There is little hesitation as you lean into each corner. The suspension set up and the Metzeler tyres have been carried over from the 2016 version and feel just as good. Throttle in puts with the new ride-by-wire set up is smooth and easy to modulate. Although the shift light comes on fairly early, the rev happy engine is more than willing to take you all the way past 10,000rpm before bouncing off the limiter. It is only at the absolute top-end that you feel the vibrations become quite prominent. Mid-range refinement is pretty good though, but a slight twist of your right hand will see you sail toward the rev limiter in no time.

Flat out on the track, the RC feels delightful. You can lean into corners harder thanks to a narrower belly pan, which keeps the plastics from scraping, and smooth throttle in puts. The six-speed transmission remains pretty slick and in case you do overcook a corner and need to shift down quickly, the slipper clutch and ABS will lend you a helping hand. However, with the larger 320mm front disc and a new master cylinder, there is enough stopping power to keep hairy moments in check. Get on the brakes hard and the 390 scrubs off speed rapidly, even before the ABS has a chance to come on.

Only paint scheme and Euro IV emission standards new on the RC 200

The difference becomes a lot more apparent when you switch to the RG 200, which still uses a 300mm front disc and feels rather inadequate now. Bottom-end grunt remains weak, but you never really notice it as it is so easy to pile on the revs. You can, however, still manage do go from 30kph to over a 100kph without any trouble, in case you do have an exceptionally stressful ride routine.
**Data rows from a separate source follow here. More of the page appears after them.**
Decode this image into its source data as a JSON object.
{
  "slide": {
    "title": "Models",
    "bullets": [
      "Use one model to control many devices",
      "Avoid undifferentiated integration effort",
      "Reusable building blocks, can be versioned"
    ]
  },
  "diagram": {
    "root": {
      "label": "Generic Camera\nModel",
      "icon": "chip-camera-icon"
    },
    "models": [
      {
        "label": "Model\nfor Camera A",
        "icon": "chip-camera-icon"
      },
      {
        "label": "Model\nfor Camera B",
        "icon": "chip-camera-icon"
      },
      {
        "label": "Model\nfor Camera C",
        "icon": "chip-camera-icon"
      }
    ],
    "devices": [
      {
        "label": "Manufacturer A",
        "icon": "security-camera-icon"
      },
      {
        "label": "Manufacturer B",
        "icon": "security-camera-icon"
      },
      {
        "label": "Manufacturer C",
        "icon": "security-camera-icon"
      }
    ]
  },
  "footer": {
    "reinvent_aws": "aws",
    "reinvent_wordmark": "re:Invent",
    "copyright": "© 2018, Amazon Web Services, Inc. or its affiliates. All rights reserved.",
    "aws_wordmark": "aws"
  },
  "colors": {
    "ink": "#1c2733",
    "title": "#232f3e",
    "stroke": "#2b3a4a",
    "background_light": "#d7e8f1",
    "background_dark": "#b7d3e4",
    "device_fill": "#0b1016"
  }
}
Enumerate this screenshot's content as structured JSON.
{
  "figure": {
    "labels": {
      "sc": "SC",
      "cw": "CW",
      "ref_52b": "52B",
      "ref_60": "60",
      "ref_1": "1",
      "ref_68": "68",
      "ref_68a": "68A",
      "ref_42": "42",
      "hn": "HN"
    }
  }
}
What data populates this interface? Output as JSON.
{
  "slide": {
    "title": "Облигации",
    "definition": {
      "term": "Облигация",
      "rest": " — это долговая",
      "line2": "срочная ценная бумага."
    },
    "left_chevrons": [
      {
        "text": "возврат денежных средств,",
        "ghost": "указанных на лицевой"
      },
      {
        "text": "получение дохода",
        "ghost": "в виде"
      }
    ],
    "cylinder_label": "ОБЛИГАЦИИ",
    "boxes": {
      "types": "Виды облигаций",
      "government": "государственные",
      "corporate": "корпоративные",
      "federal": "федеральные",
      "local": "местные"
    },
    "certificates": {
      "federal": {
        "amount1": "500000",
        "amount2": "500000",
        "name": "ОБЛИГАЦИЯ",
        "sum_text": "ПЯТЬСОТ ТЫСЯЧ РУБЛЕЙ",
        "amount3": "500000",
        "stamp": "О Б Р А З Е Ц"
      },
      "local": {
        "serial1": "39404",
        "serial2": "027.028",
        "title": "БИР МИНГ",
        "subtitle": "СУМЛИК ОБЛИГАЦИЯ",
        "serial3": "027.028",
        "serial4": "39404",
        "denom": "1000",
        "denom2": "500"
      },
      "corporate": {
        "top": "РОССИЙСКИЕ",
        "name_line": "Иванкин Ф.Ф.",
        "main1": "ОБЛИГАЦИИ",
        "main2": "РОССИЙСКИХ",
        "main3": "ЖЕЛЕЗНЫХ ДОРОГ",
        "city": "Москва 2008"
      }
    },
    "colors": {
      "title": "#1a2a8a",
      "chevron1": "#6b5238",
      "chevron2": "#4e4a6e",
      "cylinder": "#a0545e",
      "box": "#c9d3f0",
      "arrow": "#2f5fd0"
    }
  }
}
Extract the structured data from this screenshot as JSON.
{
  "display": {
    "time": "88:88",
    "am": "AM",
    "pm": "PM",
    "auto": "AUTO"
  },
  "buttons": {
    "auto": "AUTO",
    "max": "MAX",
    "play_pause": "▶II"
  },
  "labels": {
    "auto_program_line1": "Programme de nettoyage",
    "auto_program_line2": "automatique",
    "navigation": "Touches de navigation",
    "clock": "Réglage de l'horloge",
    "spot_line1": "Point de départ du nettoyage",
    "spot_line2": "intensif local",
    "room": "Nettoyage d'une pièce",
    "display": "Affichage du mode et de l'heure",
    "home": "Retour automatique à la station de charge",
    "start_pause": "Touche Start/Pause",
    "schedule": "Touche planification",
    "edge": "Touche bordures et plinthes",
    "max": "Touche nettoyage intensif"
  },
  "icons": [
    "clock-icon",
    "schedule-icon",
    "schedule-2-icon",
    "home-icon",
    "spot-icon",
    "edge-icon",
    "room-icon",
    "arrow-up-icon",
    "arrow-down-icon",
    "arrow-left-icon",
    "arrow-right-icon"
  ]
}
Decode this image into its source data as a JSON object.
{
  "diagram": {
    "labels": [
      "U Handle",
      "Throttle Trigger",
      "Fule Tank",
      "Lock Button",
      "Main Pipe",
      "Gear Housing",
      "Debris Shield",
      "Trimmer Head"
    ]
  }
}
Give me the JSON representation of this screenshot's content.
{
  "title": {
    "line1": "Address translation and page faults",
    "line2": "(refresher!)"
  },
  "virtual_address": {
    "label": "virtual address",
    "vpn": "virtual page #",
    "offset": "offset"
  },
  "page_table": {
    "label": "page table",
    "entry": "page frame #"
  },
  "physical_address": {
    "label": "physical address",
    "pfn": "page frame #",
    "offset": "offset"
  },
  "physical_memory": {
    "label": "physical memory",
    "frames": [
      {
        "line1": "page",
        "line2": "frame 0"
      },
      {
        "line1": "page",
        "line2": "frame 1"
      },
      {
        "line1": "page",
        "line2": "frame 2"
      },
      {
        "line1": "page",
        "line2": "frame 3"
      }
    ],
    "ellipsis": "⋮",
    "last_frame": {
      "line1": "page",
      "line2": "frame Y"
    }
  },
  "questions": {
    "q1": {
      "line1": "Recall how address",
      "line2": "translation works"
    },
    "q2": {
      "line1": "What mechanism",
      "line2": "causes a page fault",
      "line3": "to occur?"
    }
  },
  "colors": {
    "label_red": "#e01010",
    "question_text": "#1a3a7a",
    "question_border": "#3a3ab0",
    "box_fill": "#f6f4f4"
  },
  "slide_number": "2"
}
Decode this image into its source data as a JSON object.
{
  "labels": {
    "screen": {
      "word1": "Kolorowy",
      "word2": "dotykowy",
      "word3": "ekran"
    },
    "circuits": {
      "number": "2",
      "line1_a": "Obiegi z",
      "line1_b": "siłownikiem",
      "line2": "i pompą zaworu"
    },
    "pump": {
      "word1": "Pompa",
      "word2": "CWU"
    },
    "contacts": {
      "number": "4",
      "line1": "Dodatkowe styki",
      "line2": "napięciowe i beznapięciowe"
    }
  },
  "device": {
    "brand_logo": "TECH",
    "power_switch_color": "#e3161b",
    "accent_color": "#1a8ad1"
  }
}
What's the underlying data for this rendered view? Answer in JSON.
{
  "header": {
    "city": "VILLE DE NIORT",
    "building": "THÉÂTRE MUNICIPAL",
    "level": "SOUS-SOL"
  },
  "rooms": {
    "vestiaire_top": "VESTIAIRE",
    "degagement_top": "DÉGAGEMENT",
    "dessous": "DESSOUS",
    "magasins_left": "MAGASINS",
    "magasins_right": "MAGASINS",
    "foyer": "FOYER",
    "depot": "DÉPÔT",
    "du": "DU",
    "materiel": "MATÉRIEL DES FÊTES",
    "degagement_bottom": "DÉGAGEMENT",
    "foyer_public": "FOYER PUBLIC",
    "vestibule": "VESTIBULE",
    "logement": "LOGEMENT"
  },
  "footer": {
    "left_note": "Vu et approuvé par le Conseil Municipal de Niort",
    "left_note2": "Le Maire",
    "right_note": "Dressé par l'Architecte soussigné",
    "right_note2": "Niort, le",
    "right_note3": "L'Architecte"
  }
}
I will leave you to judge how good or bad the side slung exhaust looks, or how you like the way it sounds. For now, as emission norms get a strangle hold on engines, there isn’t any escaping tweaks of this sort. However, we are happy about the fact that there has been no drop in power, although the RG 390 is roughly seven kilograms heavier now. Performance remains entertaining for a motorcycle of this size and the ride-by-wire, although good still feels twitchy when you try to hold lower speeds, not something many people would do while riding the RC. The bigger front disc makes a big difference and generally will make riding hard around a closed circuit easier.